乌娘低声道:“水上有时三日都靠不了岸。”
“那就靠岸后第一时补。”
“若是怕入账的人?”
李明昭看向她。
“怕入官账的人,可以不写真名。但要有暗记。白水不是官府,不抓逃人回去。可不记,日后死了,便没人知道他是谁。”
乌娘沉默了。
静娘忽然抬起头,哑声道:“女工坊……愿记。”
众人都看向她。
她脸色白了白,却没有退。
“有些人不敢说旧名。可以先记新名。若以后想说,再补。”
李明昭点头:“写入新约。”
沈砚山提笔添上。
第四条,私盐收益。
黄照坐直了。
“黑水湾私盐若借白水暗路,不入明账,入盐路暗账。收益三分:一分归黑水湾行船,一分补白水粮仓,一分入盐户安置册。不得以私盐名义夹带人口。若夹带人口,整船断路。”
乌娘冷笑:“我就知道你们惦记私盐利。”
黄照道:“盐是盐户烧出来的。”
乌娘道:“也是黑水湾冒险运出来的。”
“所以分三份。”李明昭道,“你得船利,白水补仓,盐户安置。没有谁全拿。”
乌娘盯着她:“若货被官府劫了?”
“按路簿查。
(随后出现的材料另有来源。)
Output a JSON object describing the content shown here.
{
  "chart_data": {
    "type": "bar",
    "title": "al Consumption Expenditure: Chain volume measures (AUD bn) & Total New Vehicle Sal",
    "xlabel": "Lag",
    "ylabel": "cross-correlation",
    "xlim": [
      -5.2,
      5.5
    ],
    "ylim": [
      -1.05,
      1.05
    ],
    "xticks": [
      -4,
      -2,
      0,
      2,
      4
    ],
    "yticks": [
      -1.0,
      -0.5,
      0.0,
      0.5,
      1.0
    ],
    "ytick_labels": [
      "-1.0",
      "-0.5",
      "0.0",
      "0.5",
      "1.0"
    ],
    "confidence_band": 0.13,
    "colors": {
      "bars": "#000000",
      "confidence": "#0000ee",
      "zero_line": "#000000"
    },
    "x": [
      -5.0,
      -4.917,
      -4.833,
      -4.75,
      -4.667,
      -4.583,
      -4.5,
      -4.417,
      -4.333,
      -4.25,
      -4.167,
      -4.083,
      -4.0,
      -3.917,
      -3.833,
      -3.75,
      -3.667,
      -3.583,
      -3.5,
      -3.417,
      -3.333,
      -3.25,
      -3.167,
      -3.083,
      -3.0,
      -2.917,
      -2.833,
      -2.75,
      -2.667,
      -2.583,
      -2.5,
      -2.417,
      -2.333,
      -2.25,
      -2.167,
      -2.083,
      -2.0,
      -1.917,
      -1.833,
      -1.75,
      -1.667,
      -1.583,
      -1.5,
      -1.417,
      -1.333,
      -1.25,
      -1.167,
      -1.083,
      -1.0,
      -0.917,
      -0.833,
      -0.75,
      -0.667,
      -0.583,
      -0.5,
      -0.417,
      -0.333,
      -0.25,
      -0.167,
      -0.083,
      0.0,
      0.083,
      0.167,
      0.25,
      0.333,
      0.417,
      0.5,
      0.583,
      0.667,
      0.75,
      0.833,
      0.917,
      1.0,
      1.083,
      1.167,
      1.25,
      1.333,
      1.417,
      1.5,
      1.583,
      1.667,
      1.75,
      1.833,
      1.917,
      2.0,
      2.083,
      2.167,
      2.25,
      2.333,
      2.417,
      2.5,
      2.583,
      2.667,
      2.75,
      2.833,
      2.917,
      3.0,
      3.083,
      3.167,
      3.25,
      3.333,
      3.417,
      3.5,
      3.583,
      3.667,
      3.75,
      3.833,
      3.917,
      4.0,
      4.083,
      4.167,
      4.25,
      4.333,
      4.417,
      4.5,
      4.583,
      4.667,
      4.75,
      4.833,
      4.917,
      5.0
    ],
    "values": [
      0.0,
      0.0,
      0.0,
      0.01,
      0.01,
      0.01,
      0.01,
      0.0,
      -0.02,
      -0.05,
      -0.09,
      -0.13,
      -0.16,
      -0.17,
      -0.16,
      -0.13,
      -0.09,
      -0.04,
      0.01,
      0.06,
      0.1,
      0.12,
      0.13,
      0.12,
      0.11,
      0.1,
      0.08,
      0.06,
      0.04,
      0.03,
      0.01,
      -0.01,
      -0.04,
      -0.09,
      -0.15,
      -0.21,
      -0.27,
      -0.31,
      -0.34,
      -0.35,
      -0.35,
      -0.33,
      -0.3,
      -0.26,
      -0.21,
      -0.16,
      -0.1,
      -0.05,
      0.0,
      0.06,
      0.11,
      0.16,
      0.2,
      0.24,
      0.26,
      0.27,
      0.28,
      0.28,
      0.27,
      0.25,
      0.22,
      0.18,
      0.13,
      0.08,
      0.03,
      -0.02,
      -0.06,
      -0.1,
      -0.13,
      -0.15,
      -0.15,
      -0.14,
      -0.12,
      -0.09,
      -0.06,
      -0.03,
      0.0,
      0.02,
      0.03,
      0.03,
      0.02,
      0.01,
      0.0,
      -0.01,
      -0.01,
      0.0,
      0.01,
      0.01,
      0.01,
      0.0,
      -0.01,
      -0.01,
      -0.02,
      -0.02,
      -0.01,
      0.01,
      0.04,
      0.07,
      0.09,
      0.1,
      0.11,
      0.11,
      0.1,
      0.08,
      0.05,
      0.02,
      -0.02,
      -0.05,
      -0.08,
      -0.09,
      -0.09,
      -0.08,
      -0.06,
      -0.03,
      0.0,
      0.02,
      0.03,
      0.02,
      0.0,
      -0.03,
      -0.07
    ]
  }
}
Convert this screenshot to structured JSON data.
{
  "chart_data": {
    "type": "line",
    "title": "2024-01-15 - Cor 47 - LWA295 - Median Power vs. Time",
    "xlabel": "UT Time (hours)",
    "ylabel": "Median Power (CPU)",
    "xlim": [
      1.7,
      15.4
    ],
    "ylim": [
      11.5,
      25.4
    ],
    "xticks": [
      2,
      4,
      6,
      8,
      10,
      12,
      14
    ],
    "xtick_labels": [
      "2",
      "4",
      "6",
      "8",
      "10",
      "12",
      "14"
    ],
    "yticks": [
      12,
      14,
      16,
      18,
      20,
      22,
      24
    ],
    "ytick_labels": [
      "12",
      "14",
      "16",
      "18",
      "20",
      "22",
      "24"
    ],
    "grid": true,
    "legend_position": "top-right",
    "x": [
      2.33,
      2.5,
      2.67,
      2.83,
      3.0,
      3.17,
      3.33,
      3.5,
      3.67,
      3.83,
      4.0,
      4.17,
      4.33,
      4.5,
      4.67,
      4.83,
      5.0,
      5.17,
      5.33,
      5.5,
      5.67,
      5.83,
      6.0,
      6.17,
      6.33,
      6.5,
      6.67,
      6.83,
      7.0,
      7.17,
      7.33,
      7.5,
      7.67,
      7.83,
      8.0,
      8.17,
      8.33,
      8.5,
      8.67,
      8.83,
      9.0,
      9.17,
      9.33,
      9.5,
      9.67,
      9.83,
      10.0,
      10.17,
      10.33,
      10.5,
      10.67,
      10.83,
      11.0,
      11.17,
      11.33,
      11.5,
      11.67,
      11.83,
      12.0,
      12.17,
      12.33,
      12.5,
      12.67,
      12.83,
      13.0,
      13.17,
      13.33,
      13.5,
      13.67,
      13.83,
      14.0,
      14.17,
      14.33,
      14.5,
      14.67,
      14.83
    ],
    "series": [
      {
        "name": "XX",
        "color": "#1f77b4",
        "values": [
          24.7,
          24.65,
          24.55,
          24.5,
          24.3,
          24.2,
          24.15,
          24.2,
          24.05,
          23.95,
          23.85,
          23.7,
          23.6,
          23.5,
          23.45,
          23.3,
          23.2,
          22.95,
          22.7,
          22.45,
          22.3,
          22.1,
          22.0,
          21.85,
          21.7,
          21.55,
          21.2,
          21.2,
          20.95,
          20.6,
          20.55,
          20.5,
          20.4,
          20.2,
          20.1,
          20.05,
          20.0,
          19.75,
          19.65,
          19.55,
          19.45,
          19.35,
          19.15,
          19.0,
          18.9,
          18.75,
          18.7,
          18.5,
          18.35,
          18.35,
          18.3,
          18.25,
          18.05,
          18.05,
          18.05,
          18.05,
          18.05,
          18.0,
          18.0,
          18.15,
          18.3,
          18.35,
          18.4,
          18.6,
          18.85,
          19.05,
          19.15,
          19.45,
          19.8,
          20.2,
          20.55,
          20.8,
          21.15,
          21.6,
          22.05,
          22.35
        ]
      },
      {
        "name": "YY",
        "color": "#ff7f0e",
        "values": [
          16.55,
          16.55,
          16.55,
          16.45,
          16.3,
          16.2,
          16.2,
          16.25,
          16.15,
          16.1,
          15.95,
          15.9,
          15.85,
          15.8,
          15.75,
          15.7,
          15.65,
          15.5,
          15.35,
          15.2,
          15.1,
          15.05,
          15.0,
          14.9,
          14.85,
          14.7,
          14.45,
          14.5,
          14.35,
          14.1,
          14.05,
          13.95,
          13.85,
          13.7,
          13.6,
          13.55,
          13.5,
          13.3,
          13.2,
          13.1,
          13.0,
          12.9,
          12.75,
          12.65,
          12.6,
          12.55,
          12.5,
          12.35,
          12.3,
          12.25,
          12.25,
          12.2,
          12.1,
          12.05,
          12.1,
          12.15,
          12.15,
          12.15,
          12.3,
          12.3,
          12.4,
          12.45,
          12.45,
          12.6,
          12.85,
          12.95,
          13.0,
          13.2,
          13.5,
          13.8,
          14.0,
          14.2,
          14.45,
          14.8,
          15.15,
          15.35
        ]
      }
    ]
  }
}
若是黑水湾走漏,黑水湾赔;若是白水暗记出错,白水赔;若是官卡临检,双方共担。”
乌娘骂了一句:“真麻烦。”
陆沉舟懒懒道:“嫌麻烦是因为以前你想怎么吞就怎么吞。”
乌娘看他:“你想挨揍?”
李明昭敲了敲案面。
两人同时闭嘴。
第五条,女工坊抵粮。
静娘抬起头。
沈砚山读道:“女工坊所制药袋、粗布、驱虫香囊,可折抵口粮与布料。女工不得以人身抵债,不签卖身契。若女工坊产品由白水商路售出,所得三成归女工自存,三成补工坊,四成归义仓医棚耗用。”
静娘的眼睛慢慢睁大。
她像没想到,这一条会写得这样清楚。
秦照微道:“女工自存那三成,不得由亲属、牙婆或外人代领。”
李明昭点头:“写。”
乌娘看着静娘,忽然笑了一声。
“这小姑娘以后要成小掌柜。”
静娘脸红了一下,却仍低头抱紧布包。
第六条,背约之责。
“凡入白水新约者,得粮、药、船、路、工、债之利,也担相应风险。背约者,轻则断粮利、断船路、断药供;重则列入白水黑册,通告白水、黑水湾、义仓、医棚、女工坊及盐户,不再相助。”
邵衡低声道:“黑册太重。”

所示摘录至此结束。